Si supiera que mi padre está en el infierno, no rezaría más por él de lo que rezo por el diablo.

San Agustín,

La ciudad de Dios

Conrado de Montferrat estaba sentado en su cabina, con la cabeza entre las manos.

—¿Adonde ha podido huir ese sarraceno? ¡Yo no lo he soñado!

—Nooo —mugió Rufino, al que Casiopea había traído para que también él viera el cuadro—. Incluso yooo lo he viiisto.
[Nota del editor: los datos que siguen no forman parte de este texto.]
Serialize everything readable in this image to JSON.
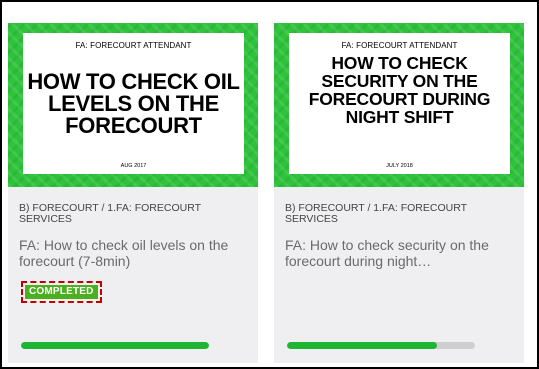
{
  "cards": [
    {
      "thumbnail": {
        "category": "FA: FORECOURT ATTENDANT",
        "headline": "HOW TO CHECK OIL LEVELS ON THE FORECOURT",
        "date": "AUG 2017"
      },
      "category": "B) FORECOURT / 1.FA: FORECOURT SERVICES",
      "title": "FA: How to check oil levels on the forecourt (7-8min)",
      "badge": "COMPLETED",
      "progress": 1.0
    },
    {
      "thumbnail": {
        "category": "FA: FORECOURT ATTENDANT",
        "headline": "HOW TO CHECK SECURITY ON THE FORECOURT DURING NIGHT SHIFT",
        "date": "JULY 2018"
      },
      "category": "B) FORECOURT / 1.FA: FORECOURT SERVICES",
      "title": "FA: How to check security on the forecourt during night…",
      "progress": 0.8
    }
  ],
  "colors": {
    "thumb_green": "#2ec33b",
    "badge_green": "#4bb01e",
    "progress_fill": "#1fb534",
    "progress_track": "#cfcfd2",
    "highlight": "#c00000"
  }
}
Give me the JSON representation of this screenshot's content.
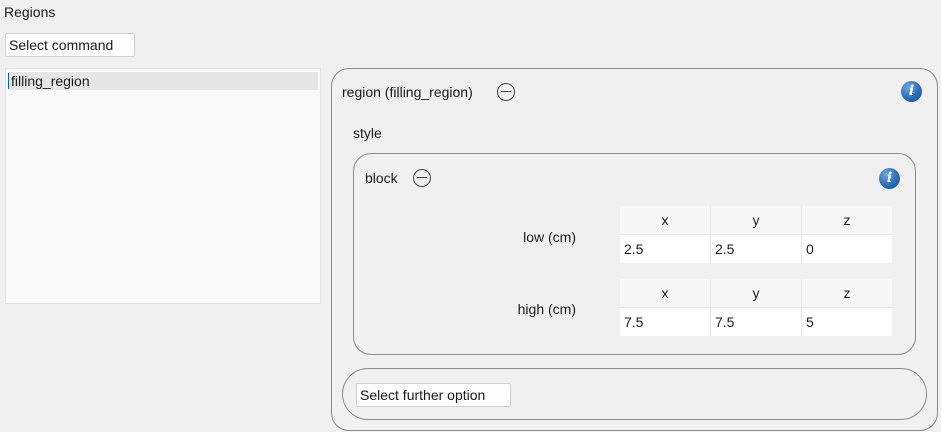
{
  "header": {
    "title": "Regions"
  },
  "command_select": {
    "label": "Select command"
  },
  "regions_list": {
    "items": [
      {
        "label": "filling_region"
      }
    ]
  },
  "region_panel": {
    "title": "region (filling_region)",
    "style_label": "style",
    "block": {
      "title": "block",
      "low": {
        "label": "low (cm)",
        "headers": [
          "x",
          "y",
          "z"
        ],
        "values": [
          "2.5",
          "2.5",
          "0"
        ]
      },
      "high": {
        "label": "high (cm)",
        "headers": [
          "x",
          "y",
          "z"
        ],
        "values": [
          "7.5",
          "7.5",
          "5"
        ]
      }
    },
    "further_option": {
      "label": "Select further option"
    }
  },
  "icons": {
    "collapse": "minus-circle-icon",
    "info": "info-icon"
  },
  "colors": {
    "info_blue": "#2a6db8",
    "background": "#f0f0f0",
    "selection": "#e6e6e6"
  }
}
Por enésima vez, Conrado orientó el cuadro hacia la luz de un farol con la esperanza de encontrar alguna huella del paso de ese misterioso jinete que se parecía tanto a Taqi.

—¡Maldita sea! No hay nada. Es inexplicable… Sin embargo, estoy seguro de que estaba ahí.

Con la punta del dedo rozó la pintura en el lugar donde anteriormente se encontraba Taqi.

—Ni sombra de una marca…

—¿Puedo verlo? —preguntó Casiopea.

—Desde luego —respondió Conrado tendiéndole el cuadrito.

Casiopea lo examinó a su vez, en compañía de Simón.

—Lo más extraño —señaló— es que aunque se consiguiera explicar la desaparición del jinete, eso no nos diría por qué hay cielo, en vez de no haber nada, en el lugar donde se encontraba.